Screenshot 26: Brute Force Protection

• Lock out after how many login failures: Blocks repeated login attempts (protects against brute force attacks). Set to 20 to allow for forgotten passwords, but lockout kicks in after 20 attempts. 
• Lock out after how many forgot password attempts: Limits on the “Forgot password?” form stop spam and brute-force attacks. Set it to 5 for most sites.
• Count failures over what time period: This setting defines a window to track failed logins. It thwarts brute-force attacks by locking out users after too many failed attempts within that period. You can adjust this window for your needs.
• Amount of time a user is locked out: This sets the lockout duration for failed login attempts (to prevent brute force attacks). Strong passwords make it very difficult to crack them, even after many tries.
• Immediately lock out invalid usernames: Enabling immediate lockouts for invalid usernames can be inconvenient for small sites (1-2 admins/editors) due to potential typos. It’s best for sites with few users. If a legitimate user gets locked out, unblock their IP via Wordfence “Firewall” > “Blocking”.
• Immediately block the IP of users who try to sign in as these usernames: This setting blocks login attempts with usernames you specify (e.g., “admin” or your domain name). Avoid usernames similar to real accounts to prevent accidental blocks. Existing accounts with these usernames won’t be blocked.

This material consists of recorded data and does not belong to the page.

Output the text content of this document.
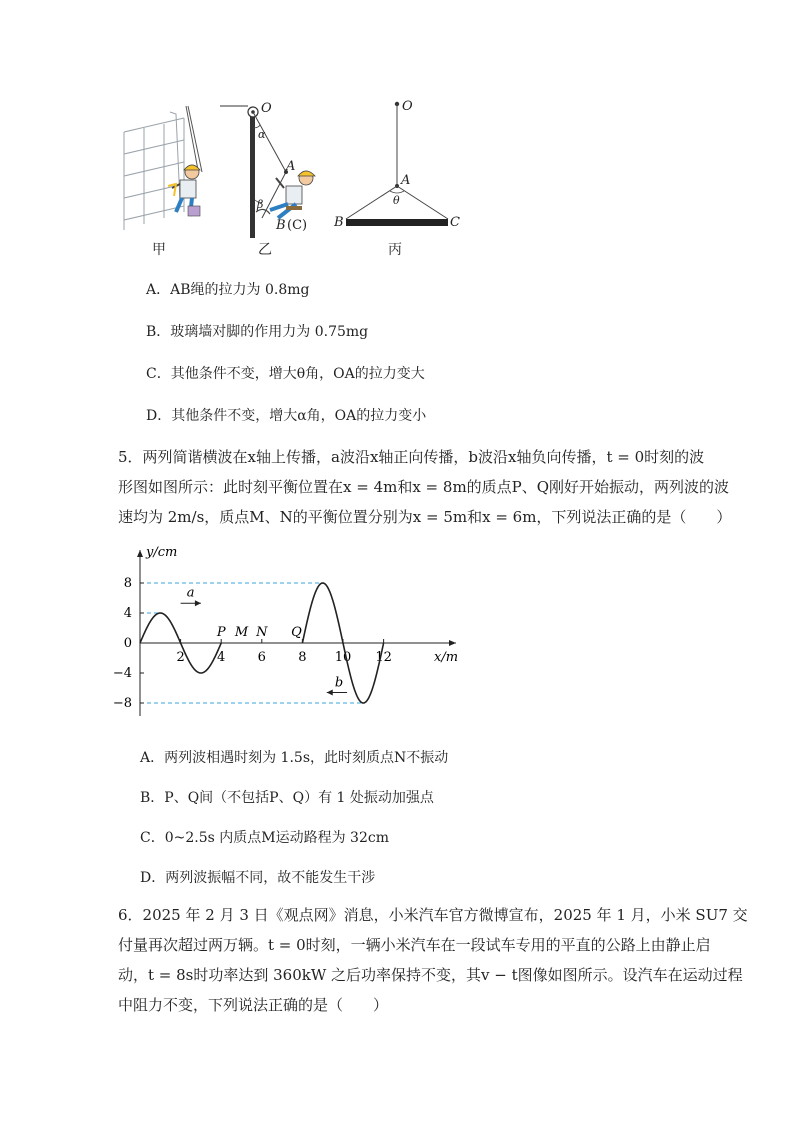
甲
O
α
A
β
B (C)
乙
O
A
θ
B	C
丙
A．AB绳的拉力为 0.8mg
B．玻璃墙对脚的作用力为 0.75mg
C．其他条件不变，增大θ角，OA的拉力变大
D．其他条件不变，增大α角，OA的拉力变小

5．两列简谐横波在x轴上传播，a波沿x轴正向传播，b波沿x轴负向传播，t = 0时刻的波

形图如图所示：此时刻平衡位置在x = 4m和x = 8m的质点P、Q刚好开始振动，两列波的波

速均为 2m/s，质点M、N的平衡位置分别为x = 5m和x = 6m，下列说法正确的是（　　）

y/cm
x/m
8
4
0
−4
−8
2 4 6 8 10 12
a
b
P M N Q
A．两列波相遇时刻为 1.5s，此时刻质点N不振动
B．P、Q间（不包括P、Q）有 1 处振动加强点
C．0~2.5s 内质点M运动路程为 32cm
D．两列波振幅不同，故不能发生干涉

6．2025 年 2 月 3 日《观点网》消息，小米汽车官方微博宣布，2025 年 1 月，小米 SU7 交

付量再次超过两万辆。t = 0时刻，一辆小米汽车在一段试车专用的平直的公路上由静止启

动，t = 8s时功率达到 360kW 之后功率保持不变，其v − t图像如图所示。设汽车在运动过程

中阻力不变，下列说法正确的是（　　）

Screenshot 27: Brute Force Additional Options

• Prevent the use of passwords leaked in data breaches: Stops logins with leaked passwords (used in hacks) for admins by default. Optionally, apply it to all who can publish posts (including admins).

Screenshot 28: Check to Prevent Use of Passwords Leaked

• Additional Options:
  • Enforce strong passwords
  • Don’t let WordPress reveal valid users in login errors
  • Prevent users from registering ‘admin’ username if it doesn’t exist
  • Prevent discovery of usernames through ‘/?author=N’ scans, the oEmbed API, the WordPress REST API, and WordPress XML Sitemaps
  • Disable WordPress application passwords
  • Block IPs who send POST requests with blank User-Agent and Referer
  • Custom text shown on block pages: Wordfence lets you add a custom message for blocked users (e.g., how to contact the site owner). Keep it plain text, and line breaks work like the WordPress editor.
  • Check password strength on profile update 
  • Participate in the Real-Time Wordfence Security Network 

• The dashboard of Wordfence Firewall also displays  IPs blocked, Top Countries by Number of Attacks, firewall summary, a graph about total blocked attacks, and login attempts (both failed and successful). 

Screenshot 29: Firewall Dashboard

Conclusion

In this post (Part 1 of 2 of the series), we installed and configured the WordFence plugin. Then we understood the Wordfence dashboard, which shows the status of the installation, with Firewall and Scan indicating the site protection percentage. 

Next, we configured the firewall WAF, which protects the WordPress site from web attacks. We also looked at the features of rate limiting, blocking, and advanced firewall options. 
In the next part of this series, we will explore in more depth the various settings and features of WordFence.